In Black Mirror i “cookie” (da notare che si chiamano allo stesso modo anche quei pezzettini di software che risiedono nei nostri browser e servono a tracciare le mosse dell’utente nel world wide web) sono dei minuscoli dispositivi impiantati nel cranio che fungono da archivio per stoccare tutte le informazioni esperibili tramite gli Z-Eye.
Come si nota in White Christmas di Black Mirror il perturbante sta nel fatto che non si racconta il futuro: le scenografie molto semplici ed un uso calibrato degli effetti speciali (fondamentalmente le interfacce di controllo degli occhi bionici) ci suggeriscono piuttosto un presente alternativo.

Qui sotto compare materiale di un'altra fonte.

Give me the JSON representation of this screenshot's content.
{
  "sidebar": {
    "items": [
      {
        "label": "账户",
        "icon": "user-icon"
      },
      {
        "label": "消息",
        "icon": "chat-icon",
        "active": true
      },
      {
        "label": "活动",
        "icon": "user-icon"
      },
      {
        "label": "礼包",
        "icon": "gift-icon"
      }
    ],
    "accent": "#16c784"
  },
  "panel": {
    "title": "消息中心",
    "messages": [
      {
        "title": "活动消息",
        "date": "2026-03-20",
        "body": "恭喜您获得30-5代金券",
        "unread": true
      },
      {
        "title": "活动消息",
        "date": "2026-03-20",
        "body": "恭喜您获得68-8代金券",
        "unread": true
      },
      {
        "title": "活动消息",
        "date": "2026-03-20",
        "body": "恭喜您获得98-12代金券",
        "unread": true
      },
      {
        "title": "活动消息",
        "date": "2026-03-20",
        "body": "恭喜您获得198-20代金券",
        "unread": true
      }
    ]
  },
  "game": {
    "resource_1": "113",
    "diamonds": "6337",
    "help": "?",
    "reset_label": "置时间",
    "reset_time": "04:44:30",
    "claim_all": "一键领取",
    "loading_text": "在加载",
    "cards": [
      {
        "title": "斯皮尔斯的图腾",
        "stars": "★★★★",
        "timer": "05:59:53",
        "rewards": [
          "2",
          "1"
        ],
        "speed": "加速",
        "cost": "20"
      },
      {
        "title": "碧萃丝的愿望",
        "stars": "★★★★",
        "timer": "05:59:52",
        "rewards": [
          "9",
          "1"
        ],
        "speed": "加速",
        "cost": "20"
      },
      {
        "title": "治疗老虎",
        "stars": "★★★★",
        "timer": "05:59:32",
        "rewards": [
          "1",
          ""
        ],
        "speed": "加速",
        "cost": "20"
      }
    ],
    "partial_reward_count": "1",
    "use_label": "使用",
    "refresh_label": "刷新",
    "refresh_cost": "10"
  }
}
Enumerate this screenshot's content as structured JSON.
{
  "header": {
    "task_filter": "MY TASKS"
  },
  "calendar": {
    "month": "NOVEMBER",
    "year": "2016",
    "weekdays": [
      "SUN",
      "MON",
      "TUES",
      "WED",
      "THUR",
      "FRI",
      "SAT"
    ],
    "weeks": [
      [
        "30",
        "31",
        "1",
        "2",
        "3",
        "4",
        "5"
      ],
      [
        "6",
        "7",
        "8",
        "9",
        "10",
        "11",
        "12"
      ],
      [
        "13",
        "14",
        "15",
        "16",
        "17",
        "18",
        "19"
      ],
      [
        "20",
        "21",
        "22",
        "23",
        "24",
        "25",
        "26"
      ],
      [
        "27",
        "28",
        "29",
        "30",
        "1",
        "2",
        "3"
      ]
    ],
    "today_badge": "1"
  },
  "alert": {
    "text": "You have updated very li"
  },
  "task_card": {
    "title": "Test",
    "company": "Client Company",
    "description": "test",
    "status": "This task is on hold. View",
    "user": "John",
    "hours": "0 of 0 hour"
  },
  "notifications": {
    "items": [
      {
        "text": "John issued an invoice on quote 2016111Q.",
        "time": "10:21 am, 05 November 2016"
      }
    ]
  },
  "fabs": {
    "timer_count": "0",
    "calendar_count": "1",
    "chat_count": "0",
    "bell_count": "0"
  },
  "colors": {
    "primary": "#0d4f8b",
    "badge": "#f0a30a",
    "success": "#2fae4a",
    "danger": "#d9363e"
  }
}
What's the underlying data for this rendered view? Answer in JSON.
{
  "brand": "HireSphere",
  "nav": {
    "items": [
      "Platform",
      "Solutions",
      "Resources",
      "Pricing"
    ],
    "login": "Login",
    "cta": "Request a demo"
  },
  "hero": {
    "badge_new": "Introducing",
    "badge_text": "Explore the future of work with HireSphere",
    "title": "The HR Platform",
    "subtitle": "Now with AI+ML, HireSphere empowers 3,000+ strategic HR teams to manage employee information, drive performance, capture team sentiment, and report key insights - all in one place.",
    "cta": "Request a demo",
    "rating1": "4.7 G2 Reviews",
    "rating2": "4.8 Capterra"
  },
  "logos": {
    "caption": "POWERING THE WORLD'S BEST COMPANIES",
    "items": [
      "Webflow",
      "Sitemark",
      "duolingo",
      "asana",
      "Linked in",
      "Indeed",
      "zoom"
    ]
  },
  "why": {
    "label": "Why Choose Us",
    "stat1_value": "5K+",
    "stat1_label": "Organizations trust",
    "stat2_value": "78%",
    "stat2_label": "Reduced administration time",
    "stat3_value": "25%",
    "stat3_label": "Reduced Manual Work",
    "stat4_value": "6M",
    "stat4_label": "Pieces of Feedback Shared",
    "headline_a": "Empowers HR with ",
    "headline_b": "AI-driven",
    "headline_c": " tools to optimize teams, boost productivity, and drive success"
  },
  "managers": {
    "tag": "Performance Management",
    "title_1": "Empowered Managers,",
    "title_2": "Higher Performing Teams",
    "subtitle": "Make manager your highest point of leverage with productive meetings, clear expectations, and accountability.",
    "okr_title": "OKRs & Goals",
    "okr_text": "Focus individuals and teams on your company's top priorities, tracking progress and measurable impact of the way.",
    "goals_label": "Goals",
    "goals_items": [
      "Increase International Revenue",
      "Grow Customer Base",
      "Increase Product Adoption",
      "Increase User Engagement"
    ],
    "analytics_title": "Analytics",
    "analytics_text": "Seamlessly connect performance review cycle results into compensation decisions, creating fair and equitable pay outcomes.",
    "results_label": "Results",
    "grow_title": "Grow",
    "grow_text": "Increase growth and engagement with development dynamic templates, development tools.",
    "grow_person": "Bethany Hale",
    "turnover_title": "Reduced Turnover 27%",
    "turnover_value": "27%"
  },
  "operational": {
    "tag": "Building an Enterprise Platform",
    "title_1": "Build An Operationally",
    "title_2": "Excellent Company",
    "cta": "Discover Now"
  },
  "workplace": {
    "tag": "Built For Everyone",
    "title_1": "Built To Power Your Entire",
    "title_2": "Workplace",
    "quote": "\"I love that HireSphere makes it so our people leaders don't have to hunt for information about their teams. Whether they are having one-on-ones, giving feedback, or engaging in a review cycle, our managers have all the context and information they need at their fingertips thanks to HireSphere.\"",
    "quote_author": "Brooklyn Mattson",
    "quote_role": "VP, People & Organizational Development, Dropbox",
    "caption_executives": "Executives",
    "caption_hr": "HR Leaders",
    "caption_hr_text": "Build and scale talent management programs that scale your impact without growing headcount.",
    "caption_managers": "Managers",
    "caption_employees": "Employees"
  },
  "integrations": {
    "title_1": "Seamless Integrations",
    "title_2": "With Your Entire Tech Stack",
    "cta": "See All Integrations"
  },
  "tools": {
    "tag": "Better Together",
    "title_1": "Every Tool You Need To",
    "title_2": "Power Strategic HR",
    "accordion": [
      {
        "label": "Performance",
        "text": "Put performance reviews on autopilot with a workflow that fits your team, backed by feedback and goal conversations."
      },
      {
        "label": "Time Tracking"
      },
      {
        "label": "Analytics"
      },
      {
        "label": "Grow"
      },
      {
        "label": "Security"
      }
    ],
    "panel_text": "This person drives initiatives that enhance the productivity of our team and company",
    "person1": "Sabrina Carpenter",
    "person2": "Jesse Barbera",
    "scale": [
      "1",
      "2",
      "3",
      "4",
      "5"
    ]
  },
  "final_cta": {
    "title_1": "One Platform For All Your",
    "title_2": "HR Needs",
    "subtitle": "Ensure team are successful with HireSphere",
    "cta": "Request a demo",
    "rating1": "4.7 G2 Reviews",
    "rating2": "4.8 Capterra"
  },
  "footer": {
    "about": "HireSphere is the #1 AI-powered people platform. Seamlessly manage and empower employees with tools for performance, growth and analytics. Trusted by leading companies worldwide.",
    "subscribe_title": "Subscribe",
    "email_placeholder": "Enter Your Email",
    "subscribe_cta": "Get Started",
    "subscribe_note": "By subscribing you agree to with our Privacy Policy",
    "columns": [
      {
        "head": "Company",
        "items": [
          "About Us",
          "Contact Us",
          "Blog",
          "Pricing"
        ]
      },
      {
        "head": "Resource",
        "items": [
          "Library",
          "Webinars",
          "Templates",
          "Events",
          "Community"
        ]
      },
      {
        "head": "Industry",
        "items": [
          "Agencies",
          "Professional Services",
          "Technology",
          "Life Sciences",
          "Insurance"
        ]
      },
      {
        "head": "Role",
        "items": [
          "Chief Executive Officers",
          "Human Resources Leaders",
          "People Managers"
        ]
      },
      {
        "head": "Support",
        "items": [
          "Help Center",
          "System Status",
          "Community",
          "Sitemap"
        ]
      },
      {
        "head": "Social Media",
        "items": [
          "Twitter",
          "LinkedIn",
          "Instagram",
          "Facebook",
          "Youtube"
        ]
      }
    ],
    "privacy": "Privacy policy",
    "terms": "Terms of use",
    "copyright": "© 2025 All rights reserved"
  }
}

Un altro ingrediente accomuna Charlie Brooker al Rod Serling di Ai confini della realtà: il gusto dell'assurdo con quel retrogusto morale da genere horror. In questa fantascienza pubblico e privato si lambiscono e si soppesano con cautela, materia e antimateria sempre sul punto di collassare. Di solito è il profitto economico l’agente perturbante.
A caccia di donne, il timido Harry paga Matt Trent per avere consigli in collegamento telepatico. Il flusso audiovisivo di Harry è (clandestinamente) rimbalzato da Matt a un gruppo di nerd guardoni armati di bibite e popcorn. Il gruppo, così composto, si imbuca ad una festa e comincia l’avventura. Oggi la fruizione della rete in mobilità discioglie nel quotidiano qualsiasi nodo della nostra vita mentale: una curiosità da soddisfare su Google, il bisogno di chiedere consiglio a qualcuno. Attività che si danno per scontate possono diventare il festival del voyeurismo se portate in Black Mirror. In questo mondo ai confini della “realtà aumentata” la privacy è come la luce del giorno per un vampiro e non se ne parla nemmeno di striscio.